If, however, you involuntarily have to use the services of a non-designated service provider, such as in the case of an emergency, the scheme will pay the bill in full.

Conradie provides the following case that came before the Council for Medical Schemes to illustrate when a copayment becomes due:

. January 1 – A member who is on holiday in the Western Cape is hiking on a mountain, slips, falls and breaks a shoulder. She is rushed to the nearest hospital and is admitted as an emergency and is diagnosed with a PMB condition – closed fracture/dislocation of limb bones, code 902H, the treatment of which is specified in the Medical Schemes Act as reduction or relocation of the limb.

. January 2 – The member spends a night in hospital and decides to fly back to Johannesburg.

. January 3 – She consults with a non-designated service provider orthopaedic surgeon, who advises her that she needs a total shoulder replacement. Authorisation was granted by her medical scheme for the procedure as well as the level of the reimbursement of her claims should she use the services of a non-designated service provider.

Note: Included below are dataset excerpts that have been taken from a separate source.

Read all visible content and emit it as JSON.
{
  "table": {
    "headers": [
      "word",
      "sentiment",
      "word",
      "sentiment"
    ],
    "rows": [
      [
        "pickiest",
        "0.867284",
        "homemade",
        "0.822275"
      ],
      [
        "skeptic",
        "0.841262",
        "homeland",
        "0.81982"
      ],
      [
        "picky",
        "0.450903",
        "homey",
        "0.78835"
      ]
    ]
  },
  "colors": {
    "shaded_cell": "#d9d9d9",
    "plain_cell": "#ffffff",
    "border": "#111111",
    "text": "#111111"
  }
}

. January 4 – The reconstruction of the member’s shoulder was performed at a non-designated service provider hospital and the member stayed in hospital for four days.

. The medical scheme paid for all medical bills in full as it regarded the admission at the first hospital as an emergency PMB admission. However, it short-paid some of her claims related to the second hospitalisation episode as the member used the services of a non-designated service provider. The medical scheme also imposed a limit on the prosthesis used as per its rules, as well as a copayment for joint replacement.

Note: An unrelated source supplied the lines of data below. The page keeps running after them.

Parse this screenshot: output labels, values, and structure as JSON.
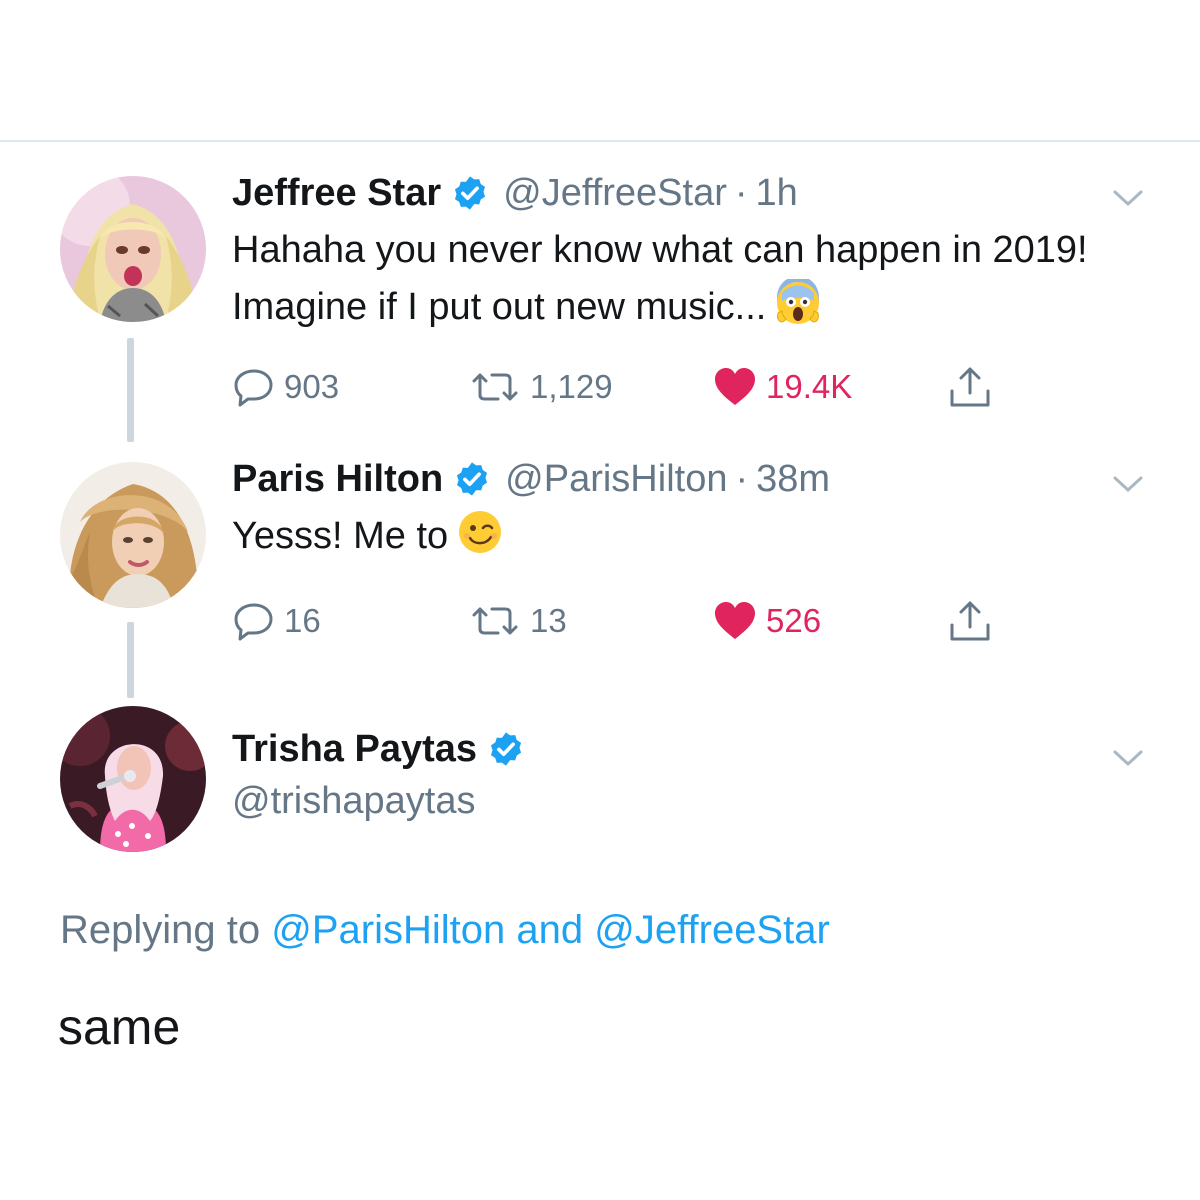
{
  "tweets": [
    {
      "name": "Jeffree Star",
      "handle": "@JeffreeStar",
      "separator": "·",
      "time": "1h",
      "text": "Hahaha you never know what can happen in 2019! Imagine if I put out new music...",
      "emoji": "face-screaming-in-fear",
      "replies": "903",
      "retweets": "1,129",
      "likes": "19.4K"
    },
    {
      "name": "Paris Hilton",
      "handle": "@ParisHilton",
      "separator": "·",
      "time": "38m",
      "text": "Yesss! Me to",
      "emoji": "winking-face",
      "replies": "16",
      "retweets": "13",
      "likes": "526"
    }
  ],
  "main_tweet": {
    "name": "Trisha Paytas",
    "handle": "@trishapaytas",
    "replying_prefix": "Replying to",
    "mention_1": "@ParisHilton",
    "replying_and": "and",
    "mention_2": "@JeffreeStar",
    "text": "same"
  },
  "colors": {
    "text": "#14171a",
    "secondary": "#657786",
    "link": "#1da1f2",
    "like": "#e0245e",
    "verified": "#1da1f2",
    "divider": "#e1e8ed",
    "thread_line": "#ccd6dd"
  },
  "icons": {
    "verified": "verified-badge-icon",
    "reply": "reply-icon",
    "retweet": "retweet-icon",
    "like": "heart-icon",
    "share": "share-icon",
    "menu": "chevron-down-icon"
  }
}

. The member disputes the copayment imposed, as well as the short-payment of some of her claims. In arriving at its decision, the council’s appeals committee found that:

1) Shoulder replacement is not a PMB level of care. The PMB level of care in respect of the member’s injuries is specifically stipulated in annexure A of the regulations of the Medical Schemes Act as “reduction and relocation, not replacement”.

2) The procedure performed in Johannesburg did not constitute an emergency as contemplated in the regulations of the act and there was nothing preventing the patient from receiving services from designated service providers of her medical scheme.

3) The appeals committee held that the patient’s medical scheme acted in accordance with its rules when imposing a copayment for joint replacement and that the shortfall on the amount charged for the prosthesis was justified.